Cox was speaking to podcasts hosts, Alastair Campbell, the ex-Downing Street Press Secretary, and his daughter Grace, a comedian and activist.

Back in the UK briefly before filming begins for series three of hit show Succession, Cox discussed the global success of his latest TV venture.

Set in New York, award winning Succession follows the Roy family who control the biggest media and entertainment company in the world.

Cox plays head of the family, media tycoon Logan Roy, in the hit HBO show and despite the unscrupulous nature of the character, Cox - an ardent socialist - relishes the role.

He said the show has 'absolutely' been good for Scottish tourism, with parts filmed in Dundee, also the birthplace of Cox's fictional protagonist.

Cox said: "It was hard work though, we had to do the filming of the main scenes in the museum through the night when the place was closed.

"And I was a bit pissed off about some of the other shots - the house Logan

was supposed to have grown up in - they shot it in Glasgow.

"Dundee has very different stone on the houses.

"I took some of the team on a tour of the real Dundee, showed them where I was born, where I grew up.
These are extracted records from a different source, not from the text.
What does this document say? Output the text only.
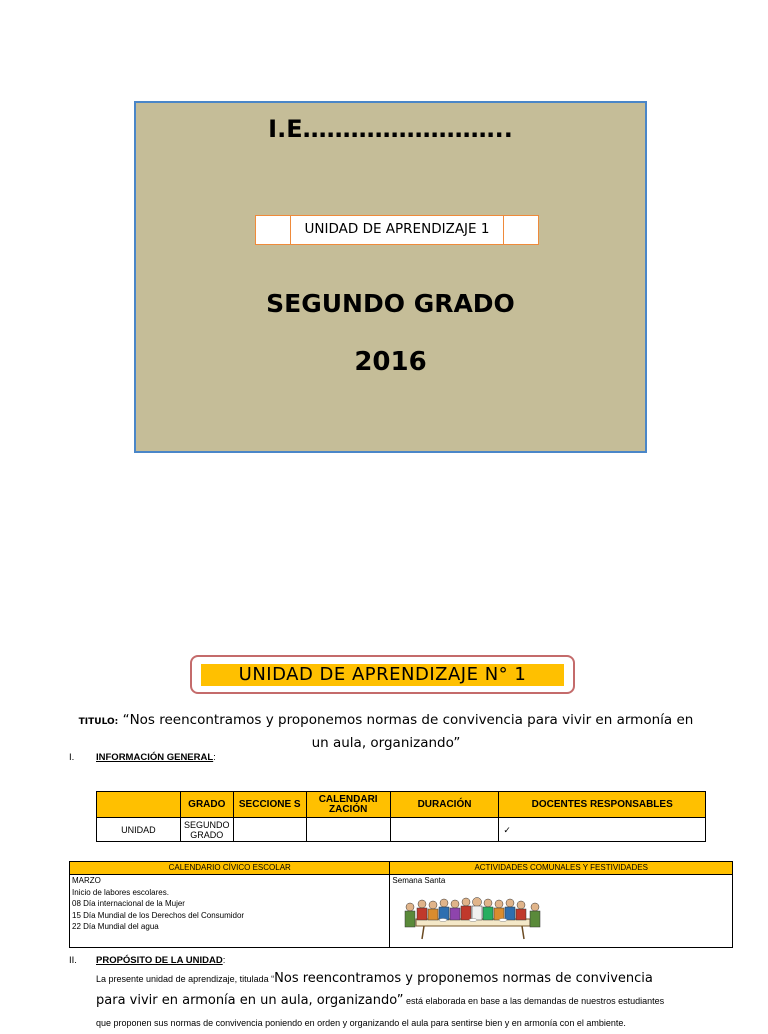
I.E……………………..
UNIDAD DE APRENDIZAJE 1
SEGUNDO GRADO
2016
UNIDAD DE APRENDIZAJE N° 1
TITULO: “Nos reencontramos y proponemos normas de convivencia para vivir en armonía en
un aula, organizando”
I. INFORMACIÓN GENERAL:
	GRADO	SECCIONE S	CALENDARI ZACIÓN	DURACIÓN	DOCENTES RESPONSABLES
UNIDAD	SEGUNDO GRADO				✓
CALENDARIO CÍVICO ESCOLAR	ACTIVIDADES COMUNALES Y FESTIVIDADES

MARZO
Inicio de labores escolares.
08 Día internacional de la Mujer
15 Día Mundial de los Derechos del Consumidor
22 Día Mundial del agua	Semana Santa
II. PROPÓSITO DE LA UNIDAD:
La presente unidad de aprendizaje, titulada “Nos reencontramos y proponemos normas de convivencia
para vivir en armonía en un aula, organizando” está elaborada en base a las demandas de nuestros estudiantes
que proponen sus normas de convivencia poniendo en orden y organizando el aula para sentirse bien y en armonía con el ambiente.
It's still there."

Cox said he is impressed with Succession's success since its launch in 2018, having won a raft of awards He scoped best actor in the television series drama category at this year's Golden Globe Awards.
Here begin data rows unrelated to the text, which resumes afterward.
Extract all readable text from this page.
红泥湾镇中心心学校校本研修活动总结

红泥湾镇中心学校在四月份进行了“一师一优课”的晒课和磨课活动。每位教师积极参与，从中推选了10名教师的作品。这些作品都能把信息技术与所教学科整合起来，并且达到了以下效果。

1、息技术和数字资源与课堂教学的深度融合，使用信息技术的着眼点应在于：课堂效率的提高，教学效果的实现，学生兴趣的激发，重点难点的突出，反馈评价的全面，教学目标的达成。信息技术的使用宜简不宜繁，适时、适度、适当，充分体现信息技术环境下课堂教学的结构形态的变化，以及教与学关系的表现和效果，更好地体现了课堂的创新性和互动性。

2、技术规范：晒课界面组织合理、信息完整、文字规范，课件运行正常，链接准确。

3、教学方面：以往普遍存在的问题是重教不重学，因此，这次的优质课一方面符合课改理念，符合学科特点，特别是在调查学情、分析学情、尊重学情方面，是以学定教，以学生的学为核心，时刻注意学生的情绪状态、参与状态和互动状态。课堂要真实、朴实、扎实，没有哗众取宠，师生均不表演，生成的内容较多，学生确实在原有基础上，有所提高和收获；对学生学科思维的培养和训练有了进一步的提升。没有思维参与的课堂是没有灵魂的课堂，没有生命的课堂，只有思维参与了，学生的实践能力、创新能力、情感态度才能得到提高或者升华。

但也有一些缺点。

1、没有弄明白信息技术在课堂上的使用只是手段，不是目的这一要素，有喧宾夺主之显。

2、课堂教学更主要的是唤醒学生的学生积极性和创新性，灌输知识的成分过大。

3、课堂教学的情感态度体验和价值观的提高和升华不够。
He said: "When [writer] Jesse Armstrong called me and told me about the idea for the show, and what kind of man Logan was, I could tell - this is going to be good."

"Not just the US and the UK, which maybe you'd expect.

"It's doing well pretty much everywhere.

"The Spanish have apparently gone crazy for it."

"It's such a great part.

"And the other characters are so well drawn.

"We have more fun on set than you would believe.

"We're like a family, a proper family, without all the hatreds of the Roys."

Cox knew he wanted to be an actor when he was two-years-old, but said for actors starting out today it's all about who you know.

He said: "I knew I wanted to be an actor from the age of two, when I stood on a box and danced and sang for the family.

"And when I first came to London, I had a grant.

"So many in that generation had grants to train as actors, to travel, and then you had great working-class writers too.

"I remember seeing Albert Finney in Saturday Night and Sunday Morning, and thinking 'that is the kind of thing I am going to do'.

"And I could, and I did.

"I never became a luvvie, never got in with the Ian McKellen crowd.

"I can look back on my career and think I did a lot of what I set out to do.

"But kids starting out today, it's back to who you know and have your parents got money. Feudal."